The defendant was found guilty. He moved for a new trial on the ground that the jury that tried him was composed of only eight persons, whereas, by the law in force at the time of the commission of the offence charged, the lawful number was twelve.
His application having been overruled, he excepted. He was sentenced. The judgment was affirmed by the Supreme Court of Utah.
The Supreme Court of the United States, on a writ of error, which that court had issued to the Supreme Court of Utah, said that by statutes of the Territory of Utah, in force when the offence charged was committed, a jury consisted of twelve persons, and held that twelve being the number, the State of Utah did not acquire as to offences previously committed the power to enact that the accused should be tried by a jury composed of less than twelve persons.
The court said: “It is not necessary to review the numerous cases in which the courts here determined, whether particular statutes come within the constitutional prohibition of ex post facto laws. It is sufficient, then, to say that a statute belongs to that class which by its necessary operation and its relation to the offence, or its consequences, alters the situation of the accused to his advantage,” citing several decisions in support of the text. In that view, the law, as sought here to be applied, is ex post facto.
Some of the methods of trial may be changed, even as to offences of a prior date, but the law securing to the accused the right of trial by jury can not be repealed as relates to acts which had been done at the time of the repeal. The courts of the United States concluded that the provision of the constitution of Utah for the trial of cases committed before the territory became a State could not deprive the accused of the right of trial by jury of twelve persons, the number required by the statutes of Utah while it was a territory, and at the time that the offence charged was committed.

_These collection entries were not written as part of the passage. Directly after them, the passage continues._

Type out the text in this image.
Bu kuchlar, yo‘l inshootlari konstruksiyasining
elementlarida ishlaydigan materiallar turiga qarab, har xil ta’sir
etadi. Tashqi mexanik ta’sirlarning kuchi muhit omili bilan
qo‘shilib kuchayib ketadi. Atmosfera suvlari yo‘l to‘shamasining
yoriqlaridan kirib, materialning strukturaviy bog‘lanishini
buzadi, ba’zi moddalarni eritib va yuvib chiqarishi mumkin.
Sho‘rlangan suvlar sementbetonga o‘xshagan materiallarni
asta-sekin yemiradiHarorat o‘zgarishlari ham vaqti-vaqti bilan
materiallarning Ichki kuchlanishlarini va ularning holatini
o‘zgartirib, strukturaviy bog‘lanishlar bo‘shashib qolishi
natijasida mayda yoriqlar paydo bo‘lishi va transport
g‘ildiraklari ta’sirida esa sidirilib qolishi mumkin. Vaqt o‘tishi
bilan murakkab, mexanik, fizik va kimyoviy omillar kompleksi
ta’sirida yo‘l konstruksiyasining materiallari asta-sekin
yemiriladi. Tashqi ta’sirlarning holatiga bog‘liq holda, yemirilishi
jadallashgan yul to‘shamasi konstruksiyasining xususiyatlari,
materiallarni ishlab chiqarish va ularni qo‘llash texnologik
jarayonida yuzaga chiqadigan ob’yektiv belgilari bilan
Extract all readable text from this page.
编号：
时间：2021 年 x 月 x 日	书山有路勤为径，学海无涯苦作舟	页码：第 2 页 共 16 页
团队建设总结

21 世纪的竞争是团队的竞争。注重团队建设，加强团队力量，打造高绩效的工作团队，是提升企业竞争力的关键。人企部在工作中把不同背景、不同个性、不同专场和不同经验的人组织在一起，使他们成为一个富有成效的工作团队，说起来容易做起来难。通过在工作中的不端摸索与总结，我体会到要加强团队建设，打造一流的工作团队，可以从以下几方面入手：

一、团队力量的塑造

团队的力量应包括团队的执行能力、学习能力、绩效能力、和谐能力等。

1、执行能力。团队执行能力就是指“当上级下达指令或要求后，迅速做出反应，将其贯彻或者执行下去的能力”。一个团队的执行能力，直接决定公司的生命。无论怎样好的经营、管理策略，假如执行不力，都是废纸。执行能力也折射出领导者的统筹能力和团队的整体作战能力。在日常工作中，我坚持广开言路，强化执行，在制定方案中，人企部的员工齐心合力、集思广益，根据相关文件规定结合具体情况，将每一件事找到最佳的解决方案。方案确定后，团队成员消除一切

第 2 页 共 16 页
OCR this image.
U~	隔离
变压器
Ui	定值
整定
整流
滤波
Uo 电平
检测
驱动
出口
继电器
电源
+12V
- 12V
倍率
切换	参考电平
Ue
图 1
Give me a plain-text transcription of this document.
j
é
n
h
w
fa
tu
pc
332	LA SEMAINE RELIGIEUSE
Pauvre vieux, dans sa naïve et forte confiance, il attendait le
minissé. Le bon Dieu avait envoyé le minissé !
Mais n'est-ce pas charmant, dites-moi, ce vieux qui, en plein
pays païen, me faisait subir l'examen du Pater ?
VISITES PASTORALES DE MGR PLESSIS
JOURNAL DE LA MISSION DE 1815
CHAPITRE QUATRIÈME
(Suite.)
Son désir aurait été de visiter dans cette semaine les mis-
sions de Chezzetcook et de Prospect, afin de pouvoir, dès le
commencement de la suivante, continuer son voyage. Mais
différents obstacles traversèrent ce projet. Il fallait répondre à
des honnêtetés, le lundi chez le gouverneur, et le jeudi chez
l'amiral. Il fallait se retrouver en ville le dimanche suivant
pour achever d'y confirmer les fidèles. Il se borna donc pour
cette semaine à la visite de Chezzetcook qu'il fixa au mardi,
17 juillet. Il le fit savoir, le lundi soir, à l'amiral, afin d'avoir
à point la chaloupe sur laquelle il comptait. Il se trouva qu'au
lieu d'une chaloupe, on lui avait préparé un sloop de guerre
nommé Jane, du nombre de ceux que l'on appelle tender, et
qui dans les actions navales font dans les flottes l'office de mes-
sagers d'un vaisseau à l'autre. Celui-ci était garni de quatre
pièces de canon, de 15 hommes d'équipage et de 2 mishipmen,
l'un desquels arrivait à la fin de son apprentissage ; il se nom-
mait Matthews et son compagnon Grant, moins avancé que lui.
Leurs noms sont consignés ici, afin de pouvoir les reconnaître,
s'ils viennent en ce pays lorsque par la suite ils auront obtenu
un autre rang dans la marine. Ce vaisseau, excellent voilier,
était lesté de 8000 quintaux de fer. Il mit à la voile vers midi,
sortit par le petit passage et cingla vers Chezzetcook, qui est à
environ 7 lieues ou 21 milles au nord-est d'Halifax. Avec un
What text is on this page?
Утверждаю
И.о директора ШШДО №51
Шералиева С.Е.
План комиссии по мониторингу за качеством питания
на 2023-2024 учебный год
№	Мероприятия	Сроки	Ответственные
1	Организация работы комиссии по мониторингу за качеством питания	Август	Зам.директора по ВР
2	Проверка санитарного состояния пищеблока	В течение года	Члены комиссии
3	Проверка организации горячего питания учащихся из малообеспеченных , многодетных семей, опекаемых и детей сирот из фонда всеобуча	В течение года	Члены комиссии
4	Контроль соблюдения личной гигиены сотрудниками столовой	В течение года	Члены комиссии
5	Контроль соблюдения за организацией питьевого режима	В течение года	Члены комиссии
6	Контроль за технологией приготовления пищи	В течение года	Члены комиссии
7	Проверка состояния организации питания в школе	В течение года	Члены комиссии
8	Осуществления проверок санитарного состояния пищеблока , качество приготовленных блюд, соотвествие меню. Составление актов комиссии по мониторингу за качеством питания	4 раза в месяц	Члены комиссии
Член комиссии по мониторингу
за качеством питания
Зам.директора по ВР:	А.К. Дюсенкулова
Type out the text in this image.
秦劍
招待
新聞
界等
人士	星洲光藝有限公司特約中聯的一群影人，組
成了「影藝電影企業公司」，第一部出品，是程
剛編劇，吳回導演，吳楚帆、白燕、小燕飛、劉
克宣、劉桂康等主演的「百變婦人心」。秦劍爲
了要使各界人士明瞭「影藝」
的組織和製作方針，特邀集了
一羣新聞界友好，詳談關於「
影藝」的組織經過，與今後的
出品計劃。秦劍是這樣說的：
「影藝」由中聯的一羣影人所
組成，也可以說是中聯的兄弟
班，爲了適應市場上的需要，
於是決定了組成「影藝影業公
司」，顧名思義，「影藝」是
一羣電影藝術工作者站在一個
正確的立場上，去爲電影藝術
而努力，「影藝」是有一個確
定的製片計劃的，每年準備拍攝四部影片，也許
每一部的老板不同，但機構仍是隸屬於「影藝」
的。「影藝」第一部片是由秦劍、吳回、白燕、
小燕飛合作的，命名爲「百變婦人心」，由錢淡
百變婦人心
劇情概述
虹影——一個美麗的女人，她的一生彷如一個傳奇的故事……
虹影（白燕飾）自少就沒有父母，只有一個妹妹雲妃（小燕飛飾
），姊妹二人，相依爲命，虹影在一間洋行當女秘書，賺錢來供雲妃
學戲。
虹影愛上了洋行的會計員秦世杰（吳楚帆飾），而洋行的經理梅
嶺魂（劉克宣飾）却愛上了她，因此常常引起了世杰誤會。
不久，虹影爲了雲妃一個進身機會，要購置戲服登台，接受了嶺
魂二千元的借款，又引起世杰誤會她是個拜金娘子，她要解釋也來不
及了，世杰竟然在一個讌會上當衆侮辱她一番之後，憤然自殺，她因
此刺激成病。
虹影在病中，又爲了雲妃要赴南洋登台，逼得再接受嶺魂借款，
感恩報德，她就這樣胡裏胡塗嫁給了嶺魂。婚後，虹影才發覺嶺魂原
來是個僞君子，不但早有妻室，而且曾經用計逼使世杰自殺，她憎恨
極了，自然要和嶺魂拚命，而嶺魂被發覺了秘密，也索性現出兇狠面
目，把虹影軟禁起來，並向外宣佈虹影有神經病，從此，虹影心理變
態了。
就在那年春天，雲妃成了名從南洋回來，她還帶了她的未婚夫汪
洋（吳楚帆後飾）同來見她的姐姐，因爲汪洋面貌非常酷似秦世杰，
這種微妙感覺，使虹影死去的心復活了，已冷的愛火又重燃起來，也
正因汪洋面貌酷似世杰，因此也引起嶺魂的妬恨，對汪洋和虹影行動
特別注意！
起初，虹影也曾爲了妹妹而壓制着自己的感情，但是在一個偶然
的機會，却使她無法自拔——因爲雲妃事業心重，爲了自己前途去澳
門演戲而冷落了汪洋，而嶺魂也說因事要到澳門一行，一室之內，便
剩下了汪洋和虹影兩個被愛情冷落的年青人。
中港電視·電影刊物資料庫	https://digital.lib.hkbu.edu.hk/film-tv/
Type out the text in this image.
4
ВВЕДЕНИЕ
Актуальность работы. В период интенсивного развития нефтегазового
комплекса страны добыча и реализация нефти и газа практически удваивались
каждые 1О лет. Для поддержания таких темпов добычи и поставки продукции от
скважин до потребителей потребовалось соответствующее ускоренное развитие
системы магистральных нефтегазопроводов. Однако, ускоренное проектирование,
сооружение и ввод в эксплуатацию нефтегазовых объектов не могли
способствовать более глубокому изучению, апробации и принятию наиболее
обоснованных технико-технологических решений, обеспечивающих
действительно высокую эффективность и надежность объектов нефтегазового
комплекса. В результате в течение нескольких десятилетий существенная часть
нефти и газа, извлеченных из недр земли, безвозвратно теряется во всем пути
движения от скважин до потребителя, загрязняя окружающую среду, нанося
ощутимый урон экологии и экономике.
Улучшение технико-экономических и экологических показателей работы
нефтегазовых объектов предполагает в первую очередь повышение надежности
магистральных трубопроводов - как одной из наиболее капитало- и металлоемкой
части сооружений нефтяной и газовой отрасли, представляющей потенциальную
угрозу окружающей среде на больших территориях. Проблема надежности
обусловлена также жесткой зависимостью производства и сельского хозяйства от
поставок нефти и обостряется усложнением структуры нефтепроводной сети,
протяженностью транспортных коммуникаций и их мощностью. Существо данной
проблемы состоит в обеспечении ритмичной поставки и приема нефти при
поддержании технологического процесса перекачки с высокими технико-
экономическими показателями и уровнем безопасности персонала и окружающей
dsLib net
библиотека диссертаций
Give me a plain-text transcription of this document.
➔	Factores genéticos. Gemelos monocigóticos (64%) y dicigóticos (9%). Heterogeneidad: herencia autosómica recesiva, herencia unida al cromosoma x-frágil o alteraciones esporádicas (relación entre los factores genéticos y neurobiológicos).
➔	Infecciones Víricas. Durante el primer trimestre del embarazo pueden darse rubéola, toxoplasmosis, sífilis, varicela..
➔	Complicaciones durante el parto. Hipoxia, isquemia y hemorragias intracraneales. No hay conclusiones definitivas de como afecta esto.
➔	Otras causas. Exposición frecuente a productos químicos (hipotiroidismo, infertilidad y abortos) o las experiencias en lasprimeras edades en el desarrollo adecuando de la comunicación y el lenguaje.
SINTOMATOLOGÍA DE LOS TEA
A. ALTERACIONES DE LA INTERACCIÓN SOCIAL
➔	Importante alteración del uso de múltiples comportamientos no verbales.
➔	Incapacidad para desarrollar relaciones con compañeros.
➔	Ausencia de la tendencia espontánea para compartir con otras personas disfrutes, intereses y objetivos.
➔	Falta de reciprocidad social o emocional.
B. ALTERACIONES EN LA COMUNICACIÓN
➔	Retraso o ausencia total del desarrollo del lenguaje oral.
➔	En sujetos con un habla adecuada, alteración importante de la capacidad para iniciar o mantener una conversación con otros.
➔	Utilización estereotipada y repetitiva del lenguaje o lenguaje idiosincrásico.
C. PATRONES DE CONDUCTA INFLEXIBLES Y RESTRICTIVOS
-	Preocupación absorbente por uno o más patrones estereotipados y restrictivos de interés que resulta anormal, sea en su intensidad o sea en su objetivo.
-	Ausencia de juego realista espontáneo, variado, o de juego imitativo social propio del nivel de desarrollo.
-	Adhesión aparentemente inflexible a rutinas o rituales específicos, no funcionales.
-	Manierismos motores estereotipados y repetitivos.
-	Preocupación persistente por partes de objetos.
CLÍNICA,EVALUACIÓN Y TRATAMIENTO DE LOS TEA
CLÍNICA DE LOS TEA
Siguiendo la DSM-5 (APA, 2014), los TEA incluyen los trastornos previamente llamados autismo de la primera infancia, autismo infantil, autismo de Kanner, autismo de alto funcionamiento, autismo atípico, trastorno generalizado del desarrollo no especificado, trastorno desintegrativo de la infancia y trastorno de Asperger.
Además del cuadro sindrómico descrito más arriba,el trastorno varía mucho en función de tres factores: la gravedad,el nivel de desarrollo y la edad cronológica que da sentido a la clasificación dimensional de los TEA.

The right guaranteed to the accused in the cited case was equally as well guaranteed to the accused in the case here. The jury were the judges of the law and the facts of the case at the date he was indicted — i. e., under the Constitution of 1879. The decisions of the Supreme Court of the United States are always entitled to consideration, especially those relating to questions here involved.
*1251The accused in the case before us for decision had, in our view, a right to trial by jury, after the Convention had adopted the articles of the Constitution. The accused, we think, could, at the time his case was called for trial in the District Court, have been compelled to stand his trial before a jury as constituted; but not before the District Court without a jury. In other words, the law did not as to past offences, have the effect of repealing the old law.
It is therefore ordered, adjudged and decreed that the writs of certiorari and prohibition be and they are sustained to this extent: the judgment and sentence in this case are annulled and quashed as not good in law and the verdict found is set aside and the case is remanded to the District Court of the parish of Orleans to be proceeded with according to law.